The configuration of the JSON schemas themselves, the tests in etc/schemas/test/librarypropertiesschemas_test.go
are not targeted at testing the Go code.
I'd probably put them under the libraryproperties package
OK, if you think that's the better place, I'll move them there: 3a0bf88
Have you tried deleting this file and leave only its related _test.go?
That's what I did originally, but it causes task go:test-unit
to fail:
https://github.com/per1234/arduino-check/runs/1414468912?check_suite_focus=true#step:6:12
go build github.com/arduino/arduino-check/etc/schemas/test: no non-test Go files in /home/runner/work/arduino-check/arduino-check/etc/schemas/test
? github.com/arduino/arduino-check [no test files]
? github.com/arduino/arduino-check/check [no test files]
? github.com/arduino/arduino-check/check/checkconfigurations [no test files]
? github.com/arduino/arduino-check/check/checkdata [no test files]
FAIL github.com/arduino/arduino-check/check/checkdata/schema [build failed]
I did some research and found the fix of adding an empty go file:
https://github.com/golang/go/issues/22409#issuecomment-382985756
This can be solved with a simple workaround of adding any dummy file with a non _test suffix in the same package. Just have a ignore.go file with a one-liner package tests, and everything works.
https://github.com/golang/go/issues/8279#issuecomment-66096402
Adding a dummy.go file (with only "package " line) works
https://stackoverflow.com/a/47025370/7059512 / https://stackoverflow.com/a/62394096/7059512
Add doc.go file to your tests pkg and call it package tests in both files
I started the arduino-check project with the simplistic vision of it being a tool used to enforce the Arduino Sketch/Library/Platform/Package Index Specifications. However this approach neglects some important use cases:
Library Manager index management. Specification violations don't always result in breakage, so library authors may resent a strict requirement that all libraries added to the index be specification-compliant. More significantly, large numbers of non-compliant libraries are already in the index, so a change to blocking non-specification compliant releases would likely be very disruptive. For this reason, a "permissive" subset of the specification is needed.
Advocating best practices. Although not mandated by the specification, some practices result in an improved experience for the user, and thus should be advocated by Arduino. It would be unreasonable to enforce these practices on unwilling users, but they can be advocated for with warnings and by offering willing users an option to use the tool in a "pedantic" mode. For this reason, a "strict" superset of the specification is needed.

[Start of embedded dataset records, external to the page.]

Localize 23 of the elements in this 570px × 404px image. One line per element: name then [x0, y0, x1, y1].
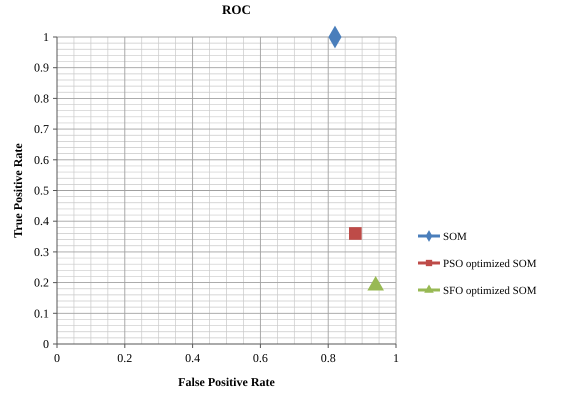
- y-tick-label: 0.8: [34, 91, 49, 106]
- y-tick-label: 0.1: [34, 306, 49, 320]
- y-tick-label: 0.2: [34, 276, 49, 290]
- x-tick-label: 1: [393, 351, 399, 365]
- legend-label: SFO optimized SOM: [443, 285, 537, 297]
- y-tick-label: 1: [43, 30, 49, 44]
- legend-label: PSO optimized SOM: [443, 258, 537, 270]
- x-tick-label: 0: [54, 351, 60, 365]
- legend-label: SOM: [443, 231, 468, 243]
- y-tick-label: 0.4: [34, 214, 49, 228]
- y-tick-label: 0.3: [34, 244, 49, 259]
- y-tick-label: 0.7: [34, 122, 49, 136]
- x-tick-label: 0.6: [252, 351, 268, 365]
- x-tick-label: 0.8: [320, 351, 336, 365]
- x-tick-label: 0.4: [185, 351, 200, 365]
- y-tick-label: 0.6: [34, 152, 49, 167]
- chart-title: ROC: [222, 2, 251, 17]
- y-tick-label: 0.9: [34, 60, 49, 75]
- y-tick-label: 0: [43, 337, 49, 351]
- y-tick-label: 0.5: [34, 184, 49, 198]
- y-axis-title: True Positive Rate: [11, 142, 25, 238]
- x-tick-label: 0.2: [117, 351, 132, 365]
- x-axis-title: False Positive Rate: [178, 375, 276, 389]
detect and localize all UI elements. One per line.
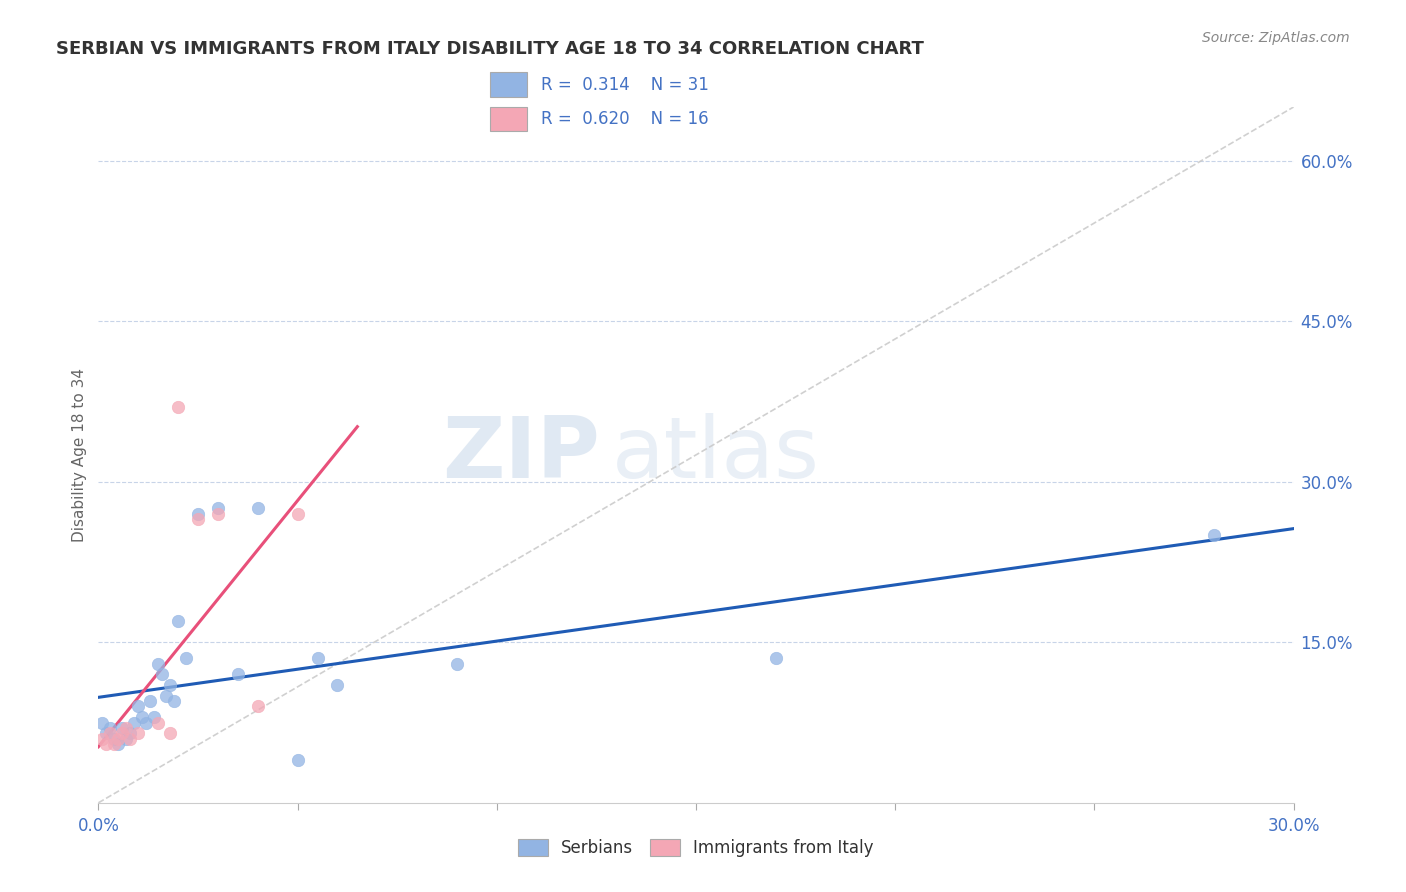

JSON schemas offer a standardized method of defining a data format. This form of information can be easily used by consumers other than the arduino-check tool. So I think it's the best approach to define these compliance levels in schemas, rather than directly in Go code.
Significant components of the schemas are identical. To avoid the need to maintain duplicate content, it's important to use referencing. While working on this, I found that it it was confusing to work with a separate file for the definition of each compliance level of each document property, especially when considering how changing one schema affects all the schemas that reference it, and the schemas that reference those schemas... I settled on the approach of using a monolithic definitions schema, resulting in the parent schema being nearly identical collection of references to that file, which are unlikely to need to be updated at all in the future, even when modifications are made to the definitions schema.
With the idea that schemas for the other Arduino project configuration files will be created in the future to expand the scope of arduino-check, I put the definitions that can be used by other schemas in a dedicated definitions schema, from which they can be referenced by additional schemas.